Torrence hatte die Kriminalpolizei verlassen und arbeitete nun in einer Detektei, die nichts anderes ist als die größte, beste, schönste, erfolgreiche Detektivagentur … der Welt. Natürlich! Das Bild, dass er dabei abgibt, ist ein wenig ambivalent. Torrence hat so seine Momente, keine Frage, sonst wäre er bei der Agentur nicht eingestellt worden. Andererseits wirkt er leicht trottelig, denn mit Émile kann er nicht mithalten. Dieser Émile gibt sich als Fotograf der Agentur aus, ist aber der Mastermind hinter allen Aktivitäten. Ihm gehört die Agentur auch.

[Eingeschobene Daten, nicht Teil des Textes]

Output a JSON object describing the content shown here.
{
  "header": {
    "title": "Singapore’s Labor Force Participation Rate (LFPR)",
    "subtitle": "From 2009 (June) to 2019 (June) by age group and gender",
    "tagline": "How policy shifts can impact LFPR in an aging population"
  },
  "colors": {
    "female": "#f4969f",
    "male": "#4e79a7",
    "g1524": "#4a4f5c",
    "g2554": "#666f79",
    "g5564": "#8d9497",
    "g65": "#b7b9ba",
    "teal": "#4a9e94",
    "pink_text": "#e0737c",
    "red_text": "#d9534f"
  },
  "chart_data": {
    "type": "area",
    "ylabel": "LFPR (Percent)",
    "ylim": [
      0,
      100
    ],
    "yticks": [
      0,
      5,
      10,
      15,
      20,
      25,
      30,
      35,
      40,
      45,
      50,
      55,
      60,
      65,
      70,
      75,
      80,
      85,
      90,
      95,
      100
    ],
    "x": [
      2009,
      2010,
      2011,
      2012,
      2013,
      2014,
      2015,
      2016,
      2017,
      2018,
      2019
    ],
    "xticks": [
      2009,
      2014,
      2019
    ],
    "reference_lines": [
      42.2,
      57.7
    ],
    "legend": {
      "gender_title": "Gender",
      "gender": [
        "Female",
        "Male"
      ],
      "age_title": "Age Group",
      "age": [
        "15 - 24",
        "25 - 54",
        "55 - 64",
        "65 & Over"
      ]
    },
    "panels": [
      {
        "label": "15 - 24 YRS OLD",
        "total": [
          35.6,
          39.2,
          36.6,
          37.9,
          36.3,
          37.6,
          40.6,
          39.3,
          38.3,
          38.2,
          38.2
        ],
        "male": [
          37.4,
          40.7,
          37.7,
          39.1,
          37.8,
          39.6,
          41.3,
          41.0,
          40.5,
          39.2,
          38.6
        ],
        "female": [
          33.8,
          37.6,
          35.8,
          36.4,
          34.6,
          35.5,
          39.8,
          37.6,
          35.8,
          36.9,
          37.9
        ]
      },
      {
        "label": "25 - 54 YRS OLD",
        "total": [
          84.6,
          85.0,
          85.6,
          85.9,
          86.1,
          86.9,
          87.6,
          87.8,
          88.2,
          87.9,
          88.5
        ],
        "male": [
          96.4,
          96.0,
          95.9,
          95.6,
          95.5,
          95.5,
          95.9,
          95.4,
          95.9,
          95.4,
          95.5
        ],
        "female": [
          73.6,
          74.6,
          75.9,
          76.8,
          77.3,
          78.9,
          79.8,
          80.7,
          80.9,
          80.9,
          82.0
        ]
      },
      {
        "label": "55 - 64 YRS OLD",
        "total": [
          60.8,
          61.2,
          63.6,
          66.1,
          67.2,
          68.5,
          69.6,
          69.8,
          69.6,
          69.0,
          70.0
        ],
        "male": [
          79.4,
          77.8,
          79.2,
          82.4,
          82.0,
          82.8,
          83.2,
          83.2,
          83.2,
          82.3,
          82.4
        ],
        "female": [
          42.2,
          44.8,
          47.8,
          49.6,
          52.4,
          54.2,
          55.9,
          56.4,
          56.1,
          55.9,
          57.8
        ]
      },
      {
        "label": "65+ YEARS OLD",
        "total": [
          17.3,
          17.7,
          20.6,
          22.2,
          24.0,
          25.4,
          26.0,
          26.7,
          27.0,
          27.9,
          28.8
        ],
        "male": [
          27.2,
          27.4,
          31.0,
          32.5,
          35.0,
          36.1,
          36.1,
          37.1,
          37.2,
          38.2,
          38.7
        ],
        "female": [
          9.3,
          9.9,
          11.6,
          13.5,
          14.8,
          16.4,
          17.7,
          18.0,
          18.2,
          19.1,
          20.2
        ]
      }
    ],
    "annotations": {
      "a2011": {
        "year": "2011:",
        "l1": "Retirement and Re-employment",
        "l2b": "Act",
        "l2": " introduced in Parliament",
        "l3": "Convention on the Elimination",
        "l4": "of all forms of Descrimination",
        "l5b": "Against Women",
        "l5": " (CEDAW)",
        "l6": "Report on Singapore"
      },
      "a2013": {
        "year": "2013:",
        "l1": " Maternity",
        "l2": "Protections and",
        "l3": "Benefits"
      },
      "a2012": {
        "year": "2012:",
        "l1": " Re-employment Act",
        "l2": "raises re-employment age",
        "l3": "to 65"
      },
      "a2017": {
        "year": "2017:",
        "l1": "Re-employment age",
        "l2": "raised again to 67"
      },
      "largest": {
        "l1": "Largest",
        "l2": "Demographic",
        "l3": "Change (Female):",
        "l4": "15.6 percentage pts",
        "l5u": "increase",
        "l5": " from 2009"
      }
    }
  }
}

Betrachtet man die Begriffsstutzigkeit, mit der Torrence in den Erzählungen agiert, seine Behäbigkeit, fragt man sich unwillkürlich, ob sich Simenon nicht ein wenig über Maigret lustig macht: Hat sich der Kommissar in seiner Zeit wirklich mit einem Inspektor umgeben, der so begriffsstutzig ist? In den Romanen machte er nicht unbedingt den Eindruck.

In dieser ersten Erzählung wird auf die Verbindungen zum Quad des Orfèvres in meinen Augen marginal eingegangen, das soll sich im Laufe des Zyklus noch vertiefen.

Im Büro

Torrence wurde mit einer neuen Klientin konfrontiert, die ihm die Geschichte ihres Vaters erzählte, der gleich eintreffen würde, sie müsste aber auf jeden Fall – so wäre es mit dem Vater verabredet – ein paar Dokumente im Tresor der Agentur unterbringen. Der Detektiv willigte ein.

Das Geschehen im Büro wurde von einem zweiten Mann beobachtet, der im Hintergrund anfing Erkundigungen einzuziehen. So schlug er im Telefonbuch die genannten Namen nach, um die Angaben der Frau zu überprüfen und rief Torrence an, um ihn bestimmte Fragen stellen zu lassen. Der gute alte Torrence war, um es vornehm auszudrücken, sehr zurückhaltend mit seinen Fragen, vielleicht wusste er auch nicht, welches die richtigen Fragen waren. 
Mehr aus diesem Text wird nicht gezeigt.